Political blogs were all over the story, then Big supplied proof, via the address mentioned in the robocall for the Independent candidate being the same as the headquarters of the New Jersey Democratic State Committee.

Here you can see that the address mentioned in the call is the headquarters of the New Jersey Democratic State Committee.

It speaks volumes that the Democratic party in New Jersey feels the best use of their resources is to promote a third-party’s candidate instead of their own.

After that, the Democratic State Committee finally admitted to paying for the calls, claiming the party chairman wasn't "aware" of the fact when he made his denials.

Before the Democrats owned up to it, Daggett media advisor Bill Hillsman said the call might be a Republican trick to generate a sympathetic newspaper story.

"Yesterday, Jon Corzine's party boss Joe Cryan said that 'No, zero, nada, no,' when asked if he had anything to do with the robocalls," said Kevin Roberts, a spokesman for the Republican State Committee. "Today, it's clear that Cryan is an outright liar. Corzine's party boss knows what we know - Jon Corzine's record is so dreadful that they feel a need to try to trick voters into a second term."

In other robocall news, the Democratic State Committee is calling voters with a recording of President Obama imploring residents to “get out and vote on Tuesday, and vote for my friend and your governor, Jon Corzine.”
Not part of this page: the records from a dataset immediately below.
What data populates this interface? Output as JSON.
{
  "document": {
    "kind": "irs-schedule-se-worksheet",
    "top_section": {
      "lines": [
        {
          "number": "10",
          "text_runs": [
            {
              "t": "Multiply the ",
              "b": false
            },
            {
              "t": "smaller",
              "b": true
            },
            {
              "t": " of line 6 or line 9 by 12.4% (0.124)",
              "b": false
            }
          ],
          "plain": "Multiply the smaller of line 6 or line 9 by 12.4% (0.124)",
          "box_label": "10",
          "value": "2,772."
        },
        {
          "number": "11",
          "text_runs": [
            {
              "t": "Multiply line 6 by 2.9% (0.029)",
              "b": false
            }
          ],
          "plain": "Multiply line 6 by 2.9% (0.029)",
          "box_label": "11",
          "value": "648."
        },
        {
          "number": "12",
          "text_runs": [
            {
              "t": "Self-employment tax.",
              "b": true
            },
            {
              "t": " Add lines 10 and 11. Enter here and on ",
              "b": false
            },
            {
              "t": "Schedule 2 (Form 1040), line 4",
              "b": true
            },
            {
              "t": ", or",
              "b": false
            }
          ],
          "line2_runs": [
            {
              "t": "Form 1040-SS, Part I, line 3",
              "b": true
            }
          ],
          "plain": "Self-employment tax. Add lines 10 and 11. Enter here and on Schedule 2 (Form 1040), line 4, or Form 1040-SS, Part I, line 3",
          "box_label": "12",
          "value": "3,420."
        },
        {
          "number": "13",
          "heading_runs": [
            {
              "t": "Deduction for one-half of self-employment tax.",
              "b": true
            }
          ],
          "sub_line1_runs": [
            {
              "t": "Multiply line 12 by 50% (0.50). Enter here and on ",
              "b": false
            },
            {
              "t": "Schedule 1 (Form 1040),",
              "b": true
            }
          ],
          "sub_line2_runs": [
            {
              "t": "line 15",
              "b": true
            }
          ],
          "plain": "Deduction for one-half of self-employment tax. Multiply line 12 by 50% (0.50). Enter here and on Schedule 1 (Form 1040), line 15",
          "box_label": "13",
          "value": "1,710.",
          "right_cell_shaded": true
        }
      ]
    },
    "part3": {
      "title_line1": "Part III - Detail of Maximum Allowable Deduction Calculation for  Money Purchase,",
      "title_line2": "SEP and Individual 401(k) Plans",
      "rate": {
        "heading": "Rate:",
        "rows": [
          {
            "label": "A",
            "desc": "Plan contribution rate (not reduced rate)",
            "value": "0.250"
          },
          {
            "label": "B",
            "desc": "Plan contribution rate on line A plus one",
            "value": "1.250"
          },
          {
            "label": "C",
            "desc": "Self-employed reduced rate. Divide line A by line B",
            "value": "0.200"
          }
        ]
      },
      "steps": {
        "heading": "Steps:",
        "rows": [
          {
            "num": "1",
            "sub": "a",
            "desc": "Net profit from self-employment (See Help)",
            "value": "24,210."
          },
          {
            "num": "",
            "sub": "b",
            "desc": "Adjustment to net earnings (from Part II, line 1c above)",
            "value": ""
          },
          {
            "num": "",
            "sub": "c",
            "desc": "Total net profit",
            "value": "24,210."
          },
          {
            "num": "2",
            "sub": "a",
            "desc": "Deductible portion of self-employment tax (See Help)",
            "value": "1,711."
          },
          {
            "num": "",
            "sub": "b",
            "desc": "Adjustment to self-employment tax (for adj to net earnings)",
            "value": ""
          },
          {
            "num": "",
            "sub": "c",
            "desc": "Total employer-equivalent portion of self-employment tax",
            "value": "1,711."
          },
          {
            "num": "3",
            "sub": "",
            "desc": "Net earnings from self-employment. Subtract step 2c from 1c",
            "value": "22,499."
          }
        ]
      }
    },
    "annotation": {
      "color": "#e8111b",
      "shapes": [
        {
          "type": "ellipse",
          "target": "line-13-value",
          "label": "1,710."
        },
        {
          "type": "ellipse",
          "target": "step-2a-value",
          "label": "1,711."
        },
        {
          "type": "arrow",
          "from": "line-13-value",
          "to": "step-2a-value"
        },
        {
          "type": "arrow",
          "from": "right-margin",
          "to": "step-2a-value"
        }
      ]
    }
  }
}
The Star-Ledger has audio of the call on the website.

Obama came out for Corzine to try to drag him over the finish line and the Democratic state party decided if Corzine didn't win despite Obama's support, then they would rather see an Independent in that spot than a Republican.
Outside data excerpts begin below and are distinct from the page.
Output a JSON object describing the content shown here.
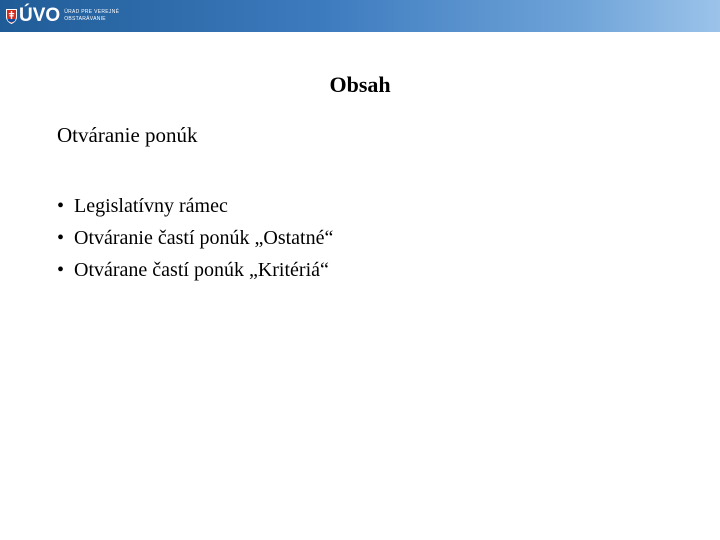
{
  "header": {
    "logo_text": "ÚVO",
    "logo_subtitle_line1": "ÚRAD PRE VEREJNÉ",
    "logo_subtitle_line2": "OBSTARÁVANIE",
    "crest_icon": "slovak-crest-icon",
    "gradient_colors": [
      "#1f5c97",
      "#9cc3ea"
    ]
  },
  "slide": {
    "title": "Obsah",
    "section_heading": "Otváranie ponúk",
    "bullet_symbol": "•",
    "bullets": [
      "Legislatívny rámec",
      "Otváranie častí ponúk „Ostatné“",
      "Otvárane častí ponúk „Kritériá“"
    ]
  }
}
That is called hedging your bets.

In the meantime, Nate Silver over at FiveThirtyEight has finally made the call on who is favored, using 15 set questions and his point system as he concludes:

The Odds: Obviously, anybody's race, but I'd make Christie about the 4:3 favorite. If Christie wins, it will probably be because of greater enthusiasm among his voters and a slightly more well-rounded close to his campaign. If Corzine wins, it will probably be because of his institutional and organizational advantages in getting his base to the polls.


Another race people are watching closely is the special election for NY-23 between Republican candidate Doug Hoffman and Democratic candidate Bill Owens, and has an update on that.

We got two new pieces of polling news last night from New York's 23rd District. The first is the one and only survey from Public Policy Polling (PPP), a firm that does automated surveys for Democratic candidates but also conducts and releases surveys in high profile races like NY-23 as a marketing tool. PPP's poll, also the first conducted since Republican nominee Dede Scozzafava withdrew on Saturday morning, forecasts a different outcome than previous surveys, including the Siena Research Institute poll conducted last week: They show Conservative candidate Doug Hoffman with a huge lead over Democrat Bill Owens -- 17 points (51% to 34%) on a three-way matchup that includes Scozzafava, whose name will remain on the ballot), 16 points on a question that only asked about Hoffman and Owens (54% to 38%).

The other major state being watched is Virginia where Republican Bob McConnell has taken an impressive double digit lead over Democratic candidate Creigh Deeds.


In Virginia, former state Attorney General Bob McDonnell, a Republican, has a double-digit lead in opinion polls over Democrat Creigh Deeds, 51, (pronounced Cree), a state senator. The race has centered on taxes and transportation, and McDonnell, well-armed with campaign money, has run a series of television ads pointing out conflicting statements Deeds made about whether he would raise taxes. McDonnell, 55, was dealt a blow, but not a fatal one, by The Washington Post's report that a graduate school thesis he wrote when he was 34 underscored his opposition to abortion and supported tax policies that favored heterosexual families. Deeds' focus on the McDonnell thesis dominated his campaign long after the flap had disappeared from the headlines and he was seen as being overly negative. Two appearances on Deeds' behalf by Obama have had little effect on the electorate.

Those are the states to be watching.